The Census Bureau is experimenting with new ways to ask Americans about their race or origin in the 2020 census – including not using the words “race” or “origin” at all. Instead, the questionnaire may tell people to check the “categories” that describe them.
Census officials say they want the questions they ask to be clear and easy, in order to encourage Americans to answer them, so the officials can better collect race and Hispanic data as required by law. But many people are confused by the current wording, or find it misleading or insufficient to describe their identity.
Census forms now have two questions about race and Hispanic origin. The first asks people whether they are of Hispanic, Latino or Spanish origin, and states that “Hispanic origins are not races.” A second question asks, “What is this person’s race?” and includes a list of options with checkboxes and write-in spaces. The U.S. government defines Hispanic as an ethnicity, not a race.
The problem with using the word “race” is that many Americans say they don’t know what it means, and how it is different from “origin.” The agency’s focus group research found that some people think the words mean the same thing, while others see race as meaning skin color, ancestry or culture, while origin is the nation or place where they or their parents were born.
The Census Bureau’s own definitions of race and Hispanic origin, which follow government-wide rules from the Office of Management and Budget, sometimes appear to overlap. A white person, for example, is defined as someone “having origins in any of the original peoples of Europe, the Middle East or North Africa.” Hispanic is defined as a person of “Spanish culture or origin regardless of race.”
The confusion reflects a larger debate about how to define race, which used to be seen as a fixed physical characteristic and now more commonly is viewed as a fluid product of many influences. “We recognize that race and ethnicity are not quantifiable values,” the Census Bureau said in a 2013 report. “Rather, identity is a complex mix of one’s family and social environment, historical or socio-political constructs, personal experience, context, and many other immeasurable factors.”
In test-census forms to be sent to 1.2 million respondent households later this fall, the bureau will test the impact of alternative question wording that drops all mention of “race” or “origin” and asks: “Which categories describe person 1?” People then can choose from the list of races and origins. The National Content Test also will test combining the Hispanic and race questions into one, in part because many Latinos believe that Hispanicity is a race and do not identify themselves as white, black or another standard racial group.
The content test also will experiment with adding a new Middle East and North Africa category. The test represents the bureau’s final major research effort before locking down its proposed 2020 questionnaire wording.
The bureau’s Federal Register notice published last month invited comments on the proposed test. The agency’s plans received some positive feedback at the March meeting of its National Advisory Committee of outside experts.

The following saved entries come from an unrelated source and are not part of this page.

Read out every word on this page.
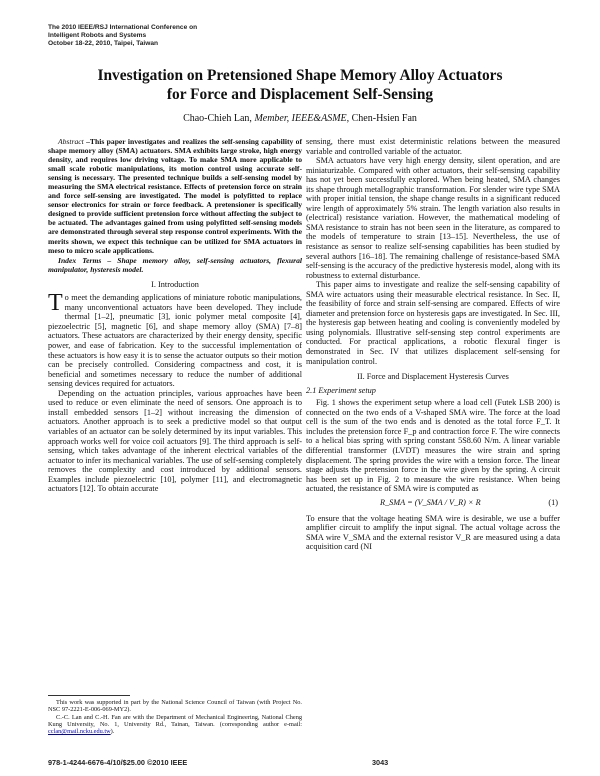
The 2010 IEEE/RSJ International Conference on
Intelligent Robots and Systems
October 18-22, 2010, Taipei, Taiwan
Investigation on Pretensioned Shape Memory Alloy Actuators
for Force and Displacement Self-Sensing
Chao-Chieh Lan, Member, IEEE&ASME, Chen-Hsien Fan

Abstract –This paper investigates and realizes the self-sensing capability of shape memory alloy (SMA) actuators. SMA exhibits large stroke, high energy density, and requires low driving voltage. To make SMA more applicable to small scale robotic manipulations, its motion control using accurate self-sensing is necessary. The presented technique builds a self-sensing model by measuring the SMA electrical resistance. Effects of pretension force on strain and force self-sensing are investigated. The model is polyfitted to replace sensor electronics for strain or force feedback. A pretensioner is specifically designed to provide sufficient pretension force without affecting the subject to be actuated. The advantages gained from using polyfitted self-sensing models are demonstrated through several step response control experiments. With the merits shown, we expect this technique can be utilized for SMA actuators in meso to micro scale applications.

Index Terms – Shape memory alloy, self-sensing actuators, flexural manipulator, hysteresis model.

I. Introduction

To meet the demanding applications of miniature robotic manipulations, many unconventional actuators have been developed. They include thermal [1–2], pneumatic [3], ionic polymer metal composite [4], piezoelectric [5], magnetic [6], and shape memory alloy (SMA) [7–8] actuators. These actuators are characterized by their energy density, specific power, and ease of fabrication. Key to the successful implementation of these actuators is how easy it is to sense the actuator outputs so their motion can be precisely controlled. Considering compactness and cost, it is beneficial and sometimes necessary to reduce the number of additional sensing devices required for actuators.

Depending on the actuation principles, various approaches have been used to reduce or even eliminate the need of sensors. One approach is to install embedded sensors [1–2] without increasing the dimension of actuators. Another approach is to seek a predictive model so that output variables of an actuator can be solely determined by its input variables. This approach works well for voice coil actuators [9]. The third approach is self-sensing, which takes advantage of the inherent electrical variables of the actuator to infer its mechanical variables. The use of self-sensing completely removes the complexity and cost introduced by additional sensors. Examples include piezoelectric [10], polymer [11], and electromagnetic actuators [12]. To obtain accurate

This work was supported in part by the National Science Council of Taiwan (with Project No. NSC 97-2221-E-006-069-MY2).

C.-C. Lan and C.-H. Fan are with the Department of Mechanical Engineering, National Cheng Kung University, No. 1, University Rd., Tainan, Taiwan. (corresponding author e-mail: cclan@mail.ncku.edu.tw).

sensing, there must exist deterministic relations between the measured variable and controlled variable of the actuator.

SMA actuators have very high energy density, silent operation, and are miniaturizable. Compared with other actuators, their self-sensing capability has not yet been successfully explored. When being heated, SMA changes its shape through metallographic transformation. For slender wire type SMA with proper initial tension, the shape change results in a significant reduced wire length of approximately 5% strain. The length variation also results in (electrical) resistance variation. However, the mathematical modeling of SMA resistance to strain has not been seen in the literature, as compared to the models of temperature to strain [13–15]. Nevertheless, the use of resistance as sensor to realize self-sensing capabilities has been studied by several authors [16–18]. The remaining challenge of resistance-based SMA self-sensing is the accuracy of the predictive hysteresis model, along with its robustness to external disturbance.

This paper aims to investigate and realize the self-sensing capability of SMA wire actuators using their measurable electrical resistance. In Sec. II, the feasibility of force and strain self-sensing are compared. Effects of wire diameter and pretension force on hysteresis gaps are investigated. In Sec. III, the hysteresis gap between heating and cooling is conveniently modeled by using polynomials. Illustrative self-sensing step control experiments are conducted. For practical applications, a robotic flexural finger is demonstrated in Sec. IV that utilizes displacement self-sensing for manipulation control.

II. Force and Displacement Hysteresis Curves

2.1 Experiment setup

Fig. 1 shows the experiment setup where a load cell (Futek LSB 200) is connected on the two ends of a V-shaped SMA wire. The force at the load cell is the sum of the two ends and is denoted as the total force F_T. It includes the pretension force F_p and contraction force F. The wire connects to a helical bias spring with spring constant 5S8.60 N/m. A linear variable differential transformer (LVDT) measures the wire strain and spring displacement. The spring provides the wire with a tension force. The linear stage adjusts the pretension force in the wire given by the spring. A circuit has been set up in Fig. 2 to measure the wire resistance. When being actuated, the resistance of SMA wire is computed as

R_SMA = (V_SMA / V_R) × R	(1)

To ensure that the voltage heating SMA wire is desirable, we use a buffer amplifier circuit to amplify the input signal. The actual voltage across the SMA wire V_SMA and the external resistor V_R are measured using a data acquisition card (NI

978-1-4244-6676-4/10/$25.00 ©2010 IEEE	3043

“I’m very happy that they are going to test a question which gets away from the language of race and ethnicity because frankly that is just a quagmire, that language,” said Ann Morning, an advisory committee member and New York University race scholar. “No two people seem to be able to agree on what those terms mean.”
In follow-up comments in an email, Morning said she believes “the beauty of simply referring to ‘categories’ is that it avoids that problem of people getting hung up on the terminology. So I would expect this term will allow people to answer the question more quickly, and to feel more free to check more than one box if they wish, and to lead to a lower non-response rate on that question.”
If adopted, the changes would add to the long list of revisions over time in the way the decennial census has asked about race, which has been included in every count since the first one in 1790. Until 1960, Americans did not choose their own race on census forms; enumerators did it for them. Racial categories have changed extensively through the decades, and question wording also has been revised.
The word “color,” not “race,” was used in census-taker instructions and some census forms in the 1800s. The word “race” appeared for the first time in 1880 enumerator instructions that talked about “color or race,” and the use of both terms continued on census forms or instructions through 1940. The term “color” was dropped from the 1950 census form, but returned on the 1970 census form.
The word “race” was not included in the 1960 census or 1980 census. Instead, the forms asked, “Is this person –” and listed the racial categories.